Key GeoBrix / Databricks functions shown

  • GeoBrix RasterX (rx.rst_*): rst_h3_tessellate, rst_h3_tessellateexplode, rst_memsize, rst_initnodata, rst_boundingbox, rst_srid, rst_tryopen, rst_summary, rst_metadata, rst_numbands, rst_frombands, rst_fromcontent, rst_merge_agg (aggregator), rst_clip, rst_isempty.
  • GeoBrix readers/writers: shapefile_ogr (zipped shapefiles without unzipping), gdal (GTiff reader + writer with mode("append") and option("ext", "tif")), binaryFilerst_fromcontent pattern.
  • Databricks built-in ST / H3 (DBF.*): st_geomfromwkt, st_transform, st_buffer, st_simplify, st_astext, st_asgeojson, st_aswkb, st_asewkb, st_centroid, st_envelope, h3_tessellateaswkb, h3_boundaryasgeojson, h3_boundaryaswkt, h3_toparent, h3_kring.

Gotchas

  • Antimeridian: Alaska straddles the 180° meridian, so folium renderings can show results on both sides of the map.
  • SRID awareness: Sentinel-2 tiles arrive in UTM zones (e.g. 32608, 32609), not EPSG:4326 — reproject bboxes before plotting on a web map.
  • Free-tier auth-failure payloads: Planetary Computer returns a ~550-byte XML error body when SAS tokens expire or rate limits hit.

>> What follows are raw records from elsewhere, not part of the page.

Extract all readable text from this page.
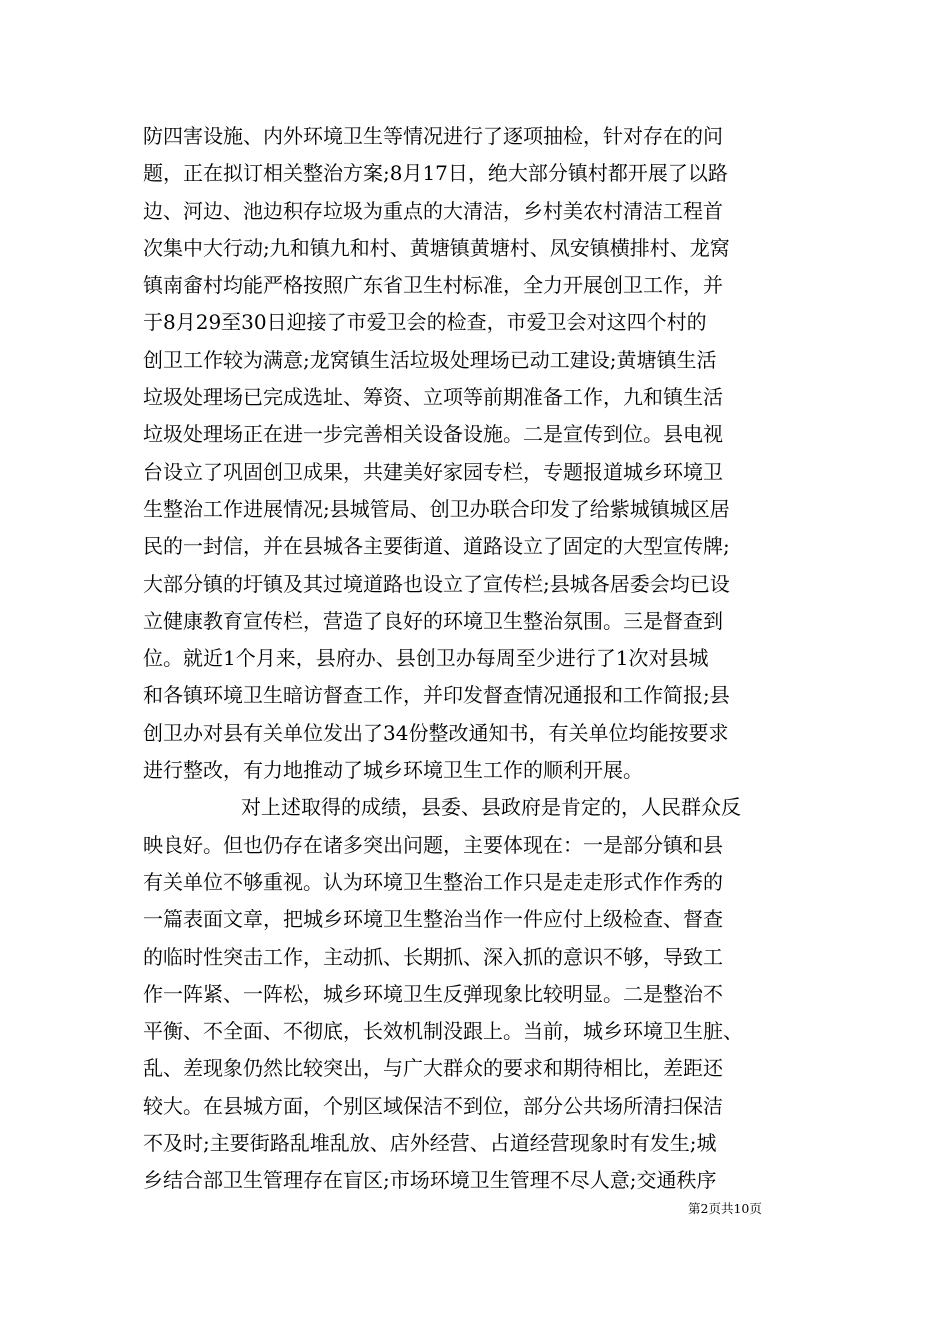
防四害设施、内外环境卫生等情况进行了逐项抽检，针对存在的问
题，正在拟订相关整治方案;8月17日，绝大部分镇村都开展了以路
边、河边、池边积存垃圾为重点的大清洁，乡村美农村清洁工程首
次集中大行动;九和镇九和村、黄塘镇黄塘村、凤安镇横排村、龙窝
镇南畲村均能严格按照广东省卫生村标准，全力开展创卫工作，并
于8月29至30日迎接了市爱卫会的检查，市爱卫会对这四个村的
创卫工作较为满意;龙窝镇生活垃圾处理场已动工建设;黄塘镇生活
垃圾处理场已完成选址、筹资、立项等前期准备工作，九和镇生活
垃圾处理场正在进一步完善相关设备设施。二是宣传到位。县电视
台设立了巩固创卫成果，共建美好家园专栏，专题报道城乡环境卫
生整治工作进展情况;县城管局、创卫办联合印发了给紫城镇城区居
民的一封信，并在县城各主要街道、道路设立了固定的大型宣传牌;
大部分镇的圩镇及其过境道路也设立了宣传栏;县城各居委会均已设
立健康教育宣传栏，营造了良好的环境卫生整治氛围。三是督查到
位。就近1个月来，县府办、县创卫办每周至少进行了1次对县城
和各镇环境卫生暗访督查工作，并印发督查情况通报和工作简报;县
创卫办对县有关单位发出了34份整改通知书，有关单位均能按要求
进行整改，有力地推动了城乡环境卫生工作的顺利开展。
对上述取得的成绩，县委、县政府是肯定的，人民群众反
映良好。但也仍存在诸多突出问题，主要体现在：一是部分镇和县
有关单位不够重视。认为环境卫生整治工作只是走走形式作作秀的
一篇表面文章，把城乡环境卫生整治当作一件应付上级检查、督查
的临时性突击工作，主动抓、长期抓、深入抓的意识不够，导致工
作一阵紧、一阵松，城乡环境卫生反弹现象比较明显。二是整治不
平衡、不全面、不彻底，长效机制没跟上。当前，城乡环境卫生脏、
乱、差现象仍然比较突出，与广大群众的要求和期待相比，差距还
较大。在县城方面，个别区域保洁不到位，部分公共场所清扫保洁
不及时;主要街路乱堆乱放、店外经营、占道经营现象时有发生;城
乡结合部卫生管理存在盲区;市场环境卫生管理不尽人意;交通秩序
第2页共10页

The is_out_file_valid column uses the 1 KB FILE_SIZE_THRESHOLD to detect these and enables a Delta MERGE-based retry via update_assets / download_missing_assets.
  • Shuffle partitioning: Several helpers temporarily disable spark.sql.adaptive.coalescePartitions.enabled and raise spark.sql.shuffle.partitions during download / stacking to keep parallelism high, then restore the original value.
  • Prefer EWKB for rst_clip cutlines: notebook 04 uses DBF.st_asewkb(DBF.st_envelope("buffer")) so the cutline's SRID travels with the bytes into rst_clip. Plain WKB (no SRID) is assumed to already be in the raster's CRS and is not reprojected; EWKB (or EWKT) with a valid SRID triggers reprojection when it differs from the raster CRS. Use st_asewkb / st_asewkt for robust, CRS-agnostic clipping.
  • Scalar booleans pass through directly: in 0.3.0 rx.rst_clip("tile", "clip_wkb", True) accepts a bare Python True for the cutToCutline flag — no F.lit(True) wrapping needed.